How tough are these bags? Are you thinking they would be replaced often or are they tough enough to last a season or two? Do you think this would work on a lightweight pack? My pack doesn’t really have a frame, just a foam sheet at your back.
I’m glad to hear that you cancer treatment is working. You will be back out on the trail in no time.
SteveMay 21, 2005 at 6:43 am #1337410
I filled up the 1 Liter Platpus held it sideways at my waist and was able to suck water from the tube with no problem. This was with the bag full. It might be necessary to push against the side of the bag as the bag gets empty.
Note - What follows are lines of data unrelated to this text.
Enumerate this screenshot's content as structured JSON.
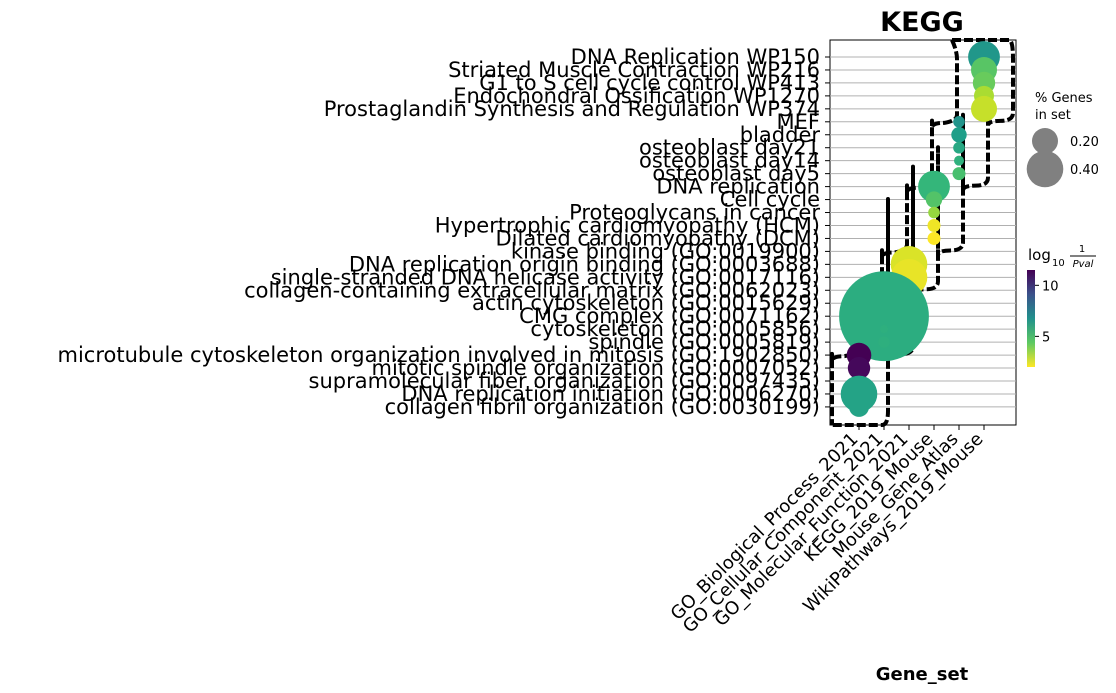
{
  "chart_data": {
    "type": "scatter",
    "title": "KEGG",
    "xlabel": "Gene_set",
    "ylabel": "",
    "x_categories": [
      "GO_Biological_Process_2021",
      "GO_Cellular_Component_2021",
      "GO_Molecular_Function_2021",
      "KEGG_2019_Mouse",
      "Mouse_Gene_Atlas",
      "WikiPathways_2019_Mouse"
    ],
    "y_categories": [
      "DNA Replication WP150",
      "Striated Muscle Contraction WP216",
      "G1 to S cell cycle control WP413",
      "Endochondral Ossification WP1270",
      "Prostaglandin Synthesis and Regulation WP374",
      "MEF",
      "bladder",
      "osteoblast day21",
      "osteoblast day14",
      "osteoblast day5",
      "DNA replication",
      "Cell cycle",
      "Proteoglycans in cancer",
      "Hypertrophic cardiomyopathy (HCM)",
      "Dilated cardiomyopathy (DCM)",
      "kinase binding (GO:0019900)",
      "DNA replication origin binding (GO:0003688)",
      "single-stranded DNA helicase activity (GO:0017116)",
      "collagen-containing extracellular matrix (GO:0062023)",
      "actin cytoskeleton (GO:0015629)",
      "CMG complex (GO:0071162)",
      "cytoskeleton (GO:0005856)",
      "spindle (GO:0005819)",
      "microtubule cytoskeleton organization involved in mitosis (GO:1902850)",
      "mitotic spindle organization (GO:0007052)",
      "supramolecular fiber organization (GO:0097435)",
      "DNA replication initiation (GO:0006270)",
      "collagen fibril organization (GO:0030199)"
    ],
    "points": [
      {
        "x": "WikiPathways_2019_Mouse",
        "y": "DNA Replication WP150",
        "size": 0.3,
        "log10_inv_pval": 6.5
      },
      {
        "x": "WikiPathways_2019_Mouse",
        "y": "Striated Muscle Contraction WP216",
        "size": 0.2,
        "log10_inv_pval": 4.5
      },
      {
        "x": "WikiPathways_2019_Mouse",
        "y": "G1 to S cell cycle control WP413",
        "size": 0.15,
        "log10_inv_pval": 4.2
      },
      {
        "x": "WikiPathways_2019_Mouse",
        "y": "Endochondral Ossification WP1270",
        "size": 0.12,
        "log10_inv_pval": 3.2
      },
      {
        "x": "WikiPathways_2019_Mouse",
        "y": "Prostaglandin Synthesis and Regulation WP374",
        "size": 0.2,
        "log10_inv_pval": 2.8
      },
      {
        "x": "Mouse_Gene_Atlas",
        "y": "MEF",
        "size": 0.04,
        "log10_inv_pval": 6.6
      },
      {
        "x": "Mouse_Gene_Atlas",
        "y": "bladder",
        "size": 0.07,
        "log10_inv_pval": 6.2
      },
      {
        "x": "Mouse_Gene_Atlas",
        "y": "osteoblast day21",
        "size": 0.04,
        "log10_inv_pval": 5.8
      },
      {
        "x": "Mouse_Gene_Atlas",
        "y": "osteoblast day14",
        "size": 0.03,
        "log10_inv_pval": 5.4
      },
      {
        "x": "Mouse_Gene_Atlas",
        "y": "osteoblast day5",
        "size": 0.05,
        "log10_inv_pval": 4.8
      },
      {
        "x": "KEGG_2019_Mouse",
        "y": "DNA replication",
        "size": 0.3,
        "log10_inv_pval": 5.2
      },
      {
        "x": "KEGG_2019_Mouse",
        "y": "Cell cycle",
        "size": 0.08,
        "log10_inv_pval": 4.6
      },
      {
        "x": "KEGG_2019_Mouse",
        "y": "Proteoglycans in cancer",
        "size": 0.04,
        "log10_inv_pval": 3.5
      },
      {
        "x": "KEGG_2019_Mouse",
        "y": "Hypertrophic cardiomyopathy (HCM)",
        "size": 0.05,
        "log10_inv_pval": 2.2
      },
      {
        "x": "KEGG_2019_Mouse",
        "y": "Dilated cardiomyopathy (DCM)",
        "size": 0.05,
        "log10_inv_pval": 2.0
      },
      {
        "x": "GO_Molecular_Function_2021",
        "y": "kinase binding (GO:0019900)",
        "size": 0.02,
        "log10_inv_pval": 2.1
      },
      {
        "x": "GO_Molecular_Function_2021",
        "y": "DNA replication origin binding (GO:0003688)",
        "size": 0.4,
        "log10_inv_pval": 2.5
      },
      {
        "x": "GO_Molecular_Function_2021",
        "y": "single-stranded DNA helicase activity (GO:0017116)",
        "size": 0.4,
        "log10_inv_pval": 2.3
      },
      {
        "x": "GO_Cellular_Component_2021",
        "y": "collagen-containing extracellular matrix (GO:0062023)",
        "size": 0.02,
        "log10_inv_pval": 5.5
      },
      {
        "x": "GO_Cellular_Component_2021",
        "y": "actin cytoskeleton (GO:0015629)",
        "size": 0.02,
        "log10_inv_pval": 5.5
      },
      {
        "x": "GO_Cellular_Component_2021",
        "y": "CMG complex (GO:0071162)",
        "size": 2.4,
        "log10_inv_pval": 5.6
      },
      {
        "x": "GO_Cellular_Component_2021",
        "y": "cytoskeleton (GO:0005856)",
        "size": 0.02,
        "log10_inv_pval": 5.5
      },
      {
        "x": "GO_Cellular_Component_2021",
        "y": "spindle (GO:0005819)",
        "size": 0.04,
        "log10_inv_pval": 5.5
      },
      {
        "x": "GO_Biological_Process_2021",
        "y": "microtubule cytoskeleton organization involved in mitosis (GO:1902850)",
        "size": 0.18,
        "log10_inv_pval": 11.5
      },
      {
        "x": "GO_Biological_Process_2021",
        "y": "mitotic spindle organization (GO:0007052)",
        "size": 0.15,
        "log10_inv_pval": 11.3
      },
      {
        "x": "GO_Biological_Process_2021",
        "y": "supramolecular fiber organization (GO:0097435)",
        "size": 0.03,
        "log10_inv_pval": 6.0
      },
      {
        "x": "GO_Biological_Process_2021",
        "y": "DNA replication initiation (GO:0006270)",
        "size": 0.4,
        "log10_inv_pval": 6.0
      },
      {
        "x": "GO_Biological_Process_2021",
        "y": "collagen fibril organization (GO:0030199)",
        "size": 0.12,
        "log10_inv_pval": 6.0
      }
    ],
    "size_legend": {
      "title_line1": "% Genes",
      "title_line2": "in set",
      "entries": [
        {
          "value": 0.2,
          "label": "0.20"
        },
        {
          "value": 0.4,
          "label": "0.40"
        }
      ]
    },
    "colorbar": {
      "label_prefix": "log",
      "label_sub": "10",
      "label_num": "1",
      "label_den": "Pval",
      "range": [
        2,
        11.5
      ],
      "ticks": [
        {
          "value": 10,
          "label": "10"
        },
        {
          "value": 5,
          "label": "5"
        }
      ],
      "colormap": "viridis_r"
    },
    "grid": true,
    "outline": "black dashed boundary around the diagonal block"
  }
}
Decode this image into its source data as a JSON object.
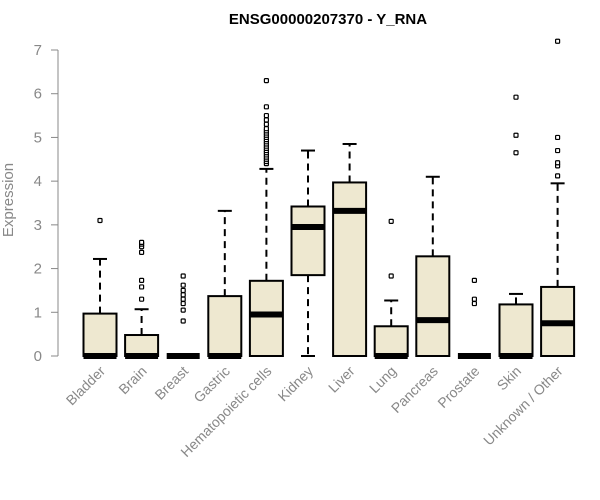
{
  "chart_data": {
    "type": "boxplot",
    "title": "ENSG00000207370 - Y_RNA",
    "xlabel": "",
    "ylabel": "Expression",
    "ylim": [
      0,
      7
    ],
    "yticks": [
      0,
      1,
      2,
      3,
      4,
      5,
      6,
      7
    ],
    "grid": false,
    "colors": {
      "box_fill": "#EEE8D0",
      "stroke": "#000000",
      "axis": "#888888"
    },
    "categories": [
      "Bladder",
      "Brain",
      "Breast",
      "Gastric",
      "Hematopoietic cells",
      "Kidney",
      "Liver",
      "Lung",
      "Pancreas",
      "Prostate",
      "Skin",
      "Unknown / Other"
    ],
    "boxes": [
      {
        "min": 0,
        "q1": 0,
        "median": 0,
        "q3": 0.97,
        "max": 2.22,
        "outliers": [
          3.1
        ]
      },
      {
        "min": 0,
        "q1": 0,
        "median": 0,
        "q3": 0.48,
        "max": 1.07,
        "outliers": [
          1.3,
          1.58,
          1.73,
          2.37,
          2.5,
          2.56,
          2.6
        ]
      },
      {
        "min": 0,
        "q1": 0,
        "median": 0,
        "q3": 0,
        "max": 0,
        "outliers": [
          0.8,
          1.05,
          1.2,
          1.3,
          1.4,
          1.5,
          1.62,
          1.83
        ]
      },
      {
        "min": 0,
        "q1": 0,
        "median": 0,
        "q3": 1.37,
        "max": 3.32,
        "outliers": []
      },
      {
        "min": 0,
        "q1": 0,
        "median": 0.95,
        "q3": 1.72,
        "max": 4.28,
        "outliers": [
          4.4,
          4.45,
          4.5,
          4.55,
          4.6,
          4.65,
          4.7,
          4.75,
          4.8,
          4.85,
          4.9,
          4.95,
          5.0,
          5.05,
          5.1,
          5.15,
          5.2,
          5.3,
          5.4,
          5.5,
          5.7,
          6.3
        ]
      },
      {
        "min": 0,
        "q1": 1.85,
        "median": 2.95,
        "q3": 3.42,
        "max": 4.7,
        "outliers": []
      },
      {
        "min": 0,
        "q1": 0,
        "median": 3.32,
        "q3": 3.97,
        "max": 4.85,
        "outliers": []
      },
      {
        "min": 0,
        "q1": 0,
        "median": 0,
        "q3": 0.68,
        "max": 1.27,
        "outliers": [
          1.83,
          3.08
        ]
      },
      {
        "min": 0,
        "q1": 0,
        "median": 0.82,
        "q3": 2.28,
        "max": 4.1,
        "outliers": []
      },
      {
        "min": 0,
        "q1": 0,
        "median": 0,
        "q3": 0,
        "max": 0,
        "outliers": [
          1.2,
          1.3,
          1.73
        ]
      },
      {
        "min": 0,
        "q1": 0,
        "median": 0,
        "q3": 1.18,
        "max": 1.42,
        "outliers": [
          4.65,
          5.05,
          5.92
        ]
      },
      {
        "min": 0,
        "q1": 0,
        "median": 0.75,
        "q3": 1.58,
        "max": 3.95,
        "outliers": [
          4.12,
          4.35,
          4.42,
          4.7,
          5.0,
          7.2
        ]
      }
    ]
  }
}
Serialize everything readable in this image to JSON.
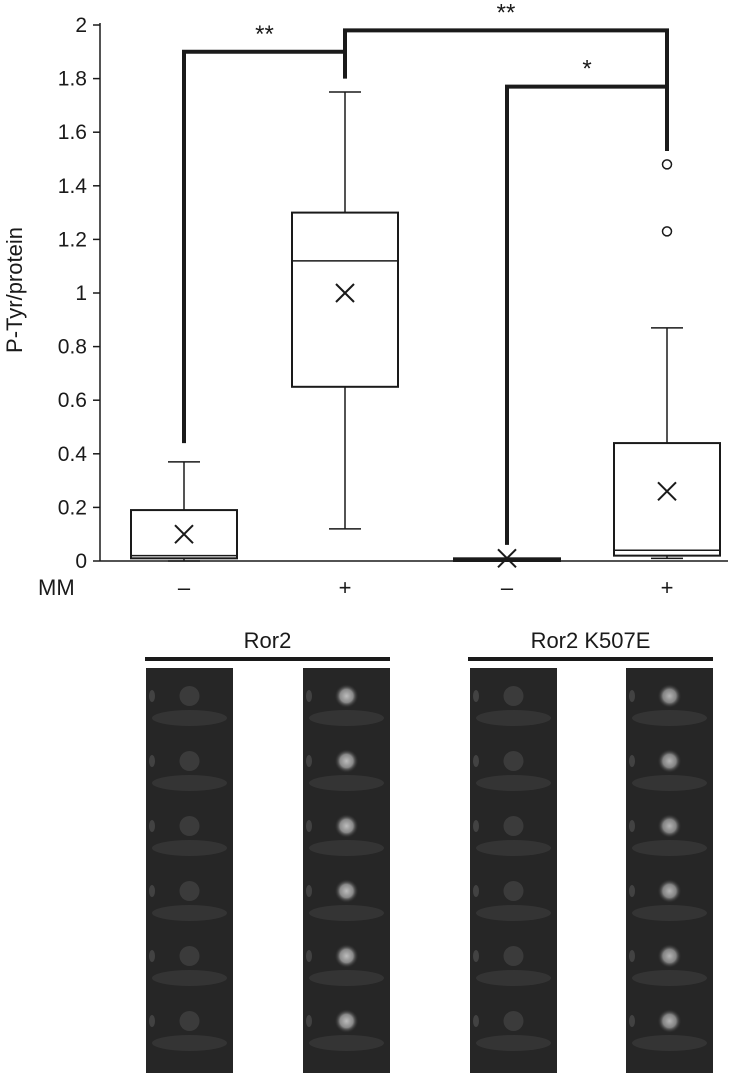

I received the sample small feeding tube bags (500ml). The size of the smaller bag would make it eaiser to use in the side pocket of a small size pack like the G6 or a home made clone of about the same size. (I am making a pack of about the same size as the G6 but mine will have side and back mesh pockets) I will try to modify the tube on one of the bags to make it easier to drink from.
How long do I think one of these feeding bags will last as a water bag? Good question. The bags are made of 2mil thick plastic. With reasonable care I would guess a long time but I would always have a second water container with me. These bags only carry a 1/2 liter and that isn’t much water. The size of the bag just makes it a nice size for a side pocket on a small pack bag. Like any ultra-light piece of gear you would need to be careful with it. Once I work out a drinking tube modification I will start carrying one on my daily walks and see how it holds up.
The weight of the 1200ml bag with 8 feet of tubing is 2.4oz. It is 6.5″ wide and 13″ long.
The weight of the 500ml bag with 8 feet of tubing is 2.26oz. It is 4.25″ wide and 13″ long.
May 21, 2005 at 8:38 pm #1337447Wayne PackerMember
The SODIS link you provided is incredibly interesting. There is one problem with this “technology” though. Nobody makes a profit and us gearfreaks are left with…what? – nothing to do except watch the sun bake a bottle of water?
This should be discussed though because it’s a great solution for desert travel. Carol C. or anyone else have any comments on this?